Respuesta: Justamente, lo que ha desaparecido, su efervescencia. La Quincena nació adosada a un movimiento mundial del cine, a la par con un movimiento político. La gente quería cambiar el cine y el mundo. Era una época en que el cine se devoraba, era la principal actividad de ocio.

P: ¿Queda algo de ese espíritu fundador?

R: Lo único que mantiene es su libertad respecto a las instituciones masivas de cine. Sigue siendo francotirador.

Pero su libertad es frágil, vigilada. La sección oficial querría desembarazarse de la Quincena. En cualquier caso que no tuviera la misma independencia.

P: ¿Cree haber descubierto a cineastas de la talla de Scorsese desde que fue nombrado delegado general?

R: Hay quienes ya habían llegado a un cierto nivel y que fueron rechazados por la sección oficial de forma alucinante. "No", por ejemplo, de Pablo Larraín. Sobre los nuevos cineastas, puedo apostar por Thomas Cailley y Jeremy Saulnier y por Damien Chazelle, por descontado.

P: ¿Cómo evalúa el cine latinoamericano?

R: Hay una persistencia de un cine de arte y ensayo que en Europa o bien está cayendo en un exceso artístico o bien busca adaptarse al público.

En América Latina, todavía hay directores con temperamento e incluso por descubrir (en Europa), como Francisco Lombardi.

Si miramos a Sebastián Lelio, Pablo Larraín o la nueva ola argentina y la comparamos con la precedente que es la de Francisco, vemos que hay una continuidad.

Hay unas capacidades increíbles para hablar de la realidad tomando sendas formidables, como en una película que saldrá pronto y que habla de narcotraficantes en México con un género casi de fantasía y que en principio estará seleccionada en la Quincena.

P: ¿Cómo organiza su misión de selección de filmes, cuyo plazo de inscripción se cierra este viernes?

R: Recibimos unos 1.500 filmes, aunque yo solo veo parte de ellos. De estos, veo un 30% hasta el final.

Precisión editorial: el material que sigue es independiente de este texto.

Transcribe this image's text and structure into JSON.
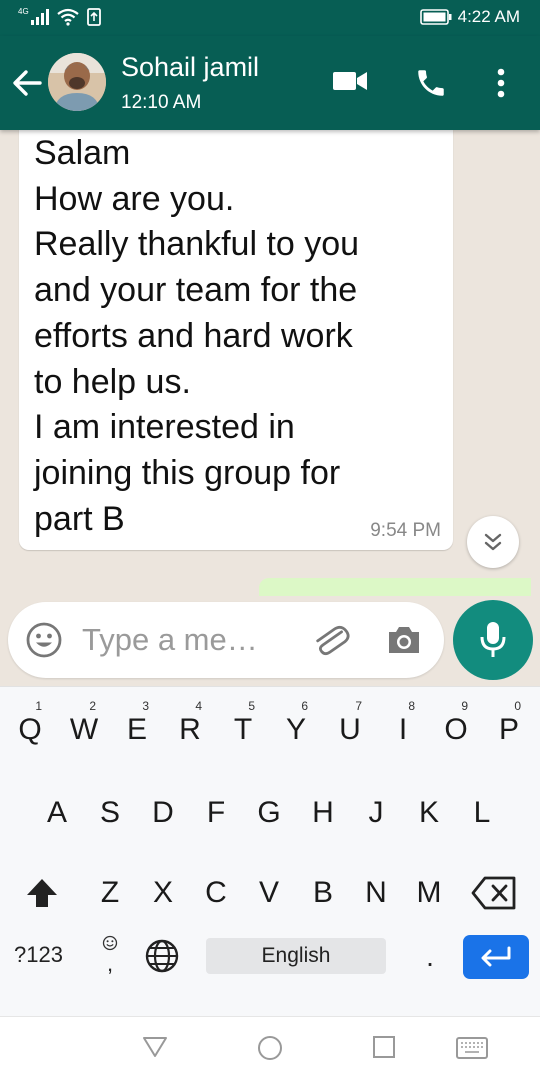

Es una pena que vendedores y distribuidores se olviden de que empiezo a ver las películas en agosto: en ese momento las veo todas de principio a fin. Me parece una idiotez que la gente, por el hecho de que no quiere sufrir durante demasiado tiempo, nos traiga las películas en el último momento. Entonces se procede al sacrificio de filmes, porque no podemos verlos en buenas condiciones.

P: En su primera edición, la Quincena contaba con 65 filmes.

R: Los espectadores han cambiado. En esa época veían 5 filmes al día, sobre todo a las diez o doce de la noche. Hoy, si pasas una película a las diez en Cannes, la asesinas.

P: ¿Cuál sera el papel de las mujeres en esta edición?

R: El año pasado, de las 19 películas, había 7 dirigidas por mujeres. Este año habrá menos porque hay muchas menos mujeres (inscritas).

Estoy considerando una película que aborda (la temática actual) de una forma más amplia que MeToo. Pero todavía no sé si estará en la Quincena.

P: ¿Por qué se va?

R: Porque me dijeron que me fuera. Creo que era demasiado independiente respecto a ellos (la Sociedad de Realizadores de Filmes (SRF) que organiza la Quincena, ndlr).

Pero aunque me reprocharon algunas de mis elecciones, nunca me impidieron tomarlas. La SRF me dio siempre una libertad absoluta en mis decisiones, incluso cuando no se ajustaban a su línea.

P: ¿Cree que en el futuro la Quincena creará un premio?

R: Yo era contrario a ello. Como hay premios para todo, la gente solo recuerda la Palma de Oro. Tienen razón, es el único que debería existir.

Pero estoy seguro de que mi sucesor (el italiano Paolo Moretti, ndlr) acabará por ceder. Si no es este, será otro.